You’ve probably played the game Six Degrees of Kevin Bacon in which players attempt to connect any film actor in history to Kevin Bacon as quickly as possible and in as few links as possible.
Now there is a new study on obesity that may lead to a new game I call “Six Degrees of Bacon Fat!”
In this game, a contestant is shown a photo of a fat former Hollywood starlet taken from the pages of National Enquirer and must connect himself or herself to that starlet through other obese people in as few links as possible. Like… I know X, who is obese, and he works in a PR firm hat has this starlet’s agent as a client. That agent is obese too! I win!
According to the Wall Street Journal’s Health Blog:
“Among more than 12,000 people in a decades-long study of heart disease, a person’s chances of becoming obese increased by 57% if he or she had a friend who also became obese, and by 37% if a spouse became obese. In a twist reminiscent of the pop-culture game six degrees of Kevin Bacon, researchers found that if your friend’s friend became obese, it increased your chances of becoming obese by 45%. If your friend’s friend’s friend became obese, it increased your chances by 20%.”

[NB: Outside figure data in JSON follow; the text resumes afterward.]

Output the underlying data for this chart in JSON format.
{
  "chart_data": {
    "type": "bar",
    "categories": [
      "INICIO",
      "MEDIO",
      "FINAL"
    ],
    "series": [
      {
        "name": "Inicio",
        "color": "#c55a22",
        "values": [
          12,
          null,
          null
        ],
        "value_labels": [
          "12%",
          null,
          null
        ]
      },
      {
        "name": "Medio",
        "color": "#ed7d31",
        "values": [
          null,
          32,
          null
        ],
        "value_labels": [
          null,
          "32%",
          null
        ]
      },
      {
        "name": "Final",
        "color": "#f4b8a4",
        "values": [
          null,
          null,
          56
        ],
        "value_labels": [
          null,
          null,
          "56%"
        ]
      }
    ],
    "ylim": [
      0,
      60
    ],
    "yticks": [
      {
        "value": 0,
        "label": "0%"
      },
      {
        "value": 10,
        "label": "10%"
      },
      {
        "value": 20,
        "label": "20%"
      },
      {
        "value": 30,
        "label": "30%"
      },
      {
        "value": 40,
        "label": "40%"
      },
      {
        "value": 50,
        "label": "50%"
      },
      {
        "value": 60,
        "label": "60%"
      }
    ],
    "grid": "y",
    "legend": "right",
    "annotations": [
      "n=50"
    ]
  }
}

According to that Blog’s author, “It may be time to start thinking of obesity as an infectious disease.”
“Obesity appears to spread from one person to another like a virus or a fad,” says a Washington Post article, “researchers reported yesterday in a first-of-its-kind study that helps explain — and could help fight — one of the nation’s biggest public health problems.”
Oh, Ho!
That, my friends, must be music to the ears of drug companies working on obesity medications! If obesity is an infectious disease, and spreads from person to person like a virus, then there really is an “obesity epidemic” in this country! Ka-ching!
Social Network Analysis
The method used in the study is social network analysis, which is a special interest of Nicholas Christakis, M.D., the principal author of the study:
Currently, [Christakis] is principally concerned with health and social networks, and specifically with how ill health, disability, health behavior, health care, and death in one person can influence the same phenomena in a person’s social network. Some current work focuses on the health benefits of marriage and on how ill health in one spouse can have cascading effects on the other spouse. It seems likely that improving the health of one partner in a marriage can have meaningful effects on the health of the other, [my emphasis] and that both parties would value this — in a way that influences health policy. Other work examines a very large social network (of 12,000 people, including family, friends, and neighbors) followed for over 30 years to look broadly at the role of networks in health and health care. This work involves the application of network science and mathematical models to understand the dynamics of health in longitudinally evolving networks. To the extent that health behaviors such as smoking, drinking, or unhealthy eating spread within networks in intelligible ways, there are substantial implications for our understanding of health behavior and health policy.
This field of study may have some application in pharmaceutical marketing and advertising beyond helping obesity drug marketers hawk products that, in themselves (without lifestyle changes), offer very little relief. Here are two ideas for marketing applications that come to my mind:
- Framing the right kind of educational message in DTC advertising, and
- Exploiting online social networking tools
How much better would Viagra DTC ads be if they somehow connected the wife’s sexual health with the husband’s? I’m not sure how to do this on network TV, but this is the kind of thing Pfizer should be studying how to do rather than how to connect Viagra with recreational sex and a good time as in its “Viva Viagra” campaign (see “Viva Viagra Ad is No Cure for Morte Sales“).
As for #2, I don’t think anyone has connected the dots that exist between Christakis’s work and the dynamics of online patient support communities. Pharmaceutical companies are very interested in partnering with these communities, influencing the discussion, or advertising within them. They are not quite sure which approach to use and are very afraid of open discussions about their products.
No one is considering, however, if the same dynamics Christakis sees in the real world operate in the virtual world and if they do, how to exploit that.
I’m just thinking out loud here and hoping to get a discussion going. It’s summer, it’s slow, what more can I say?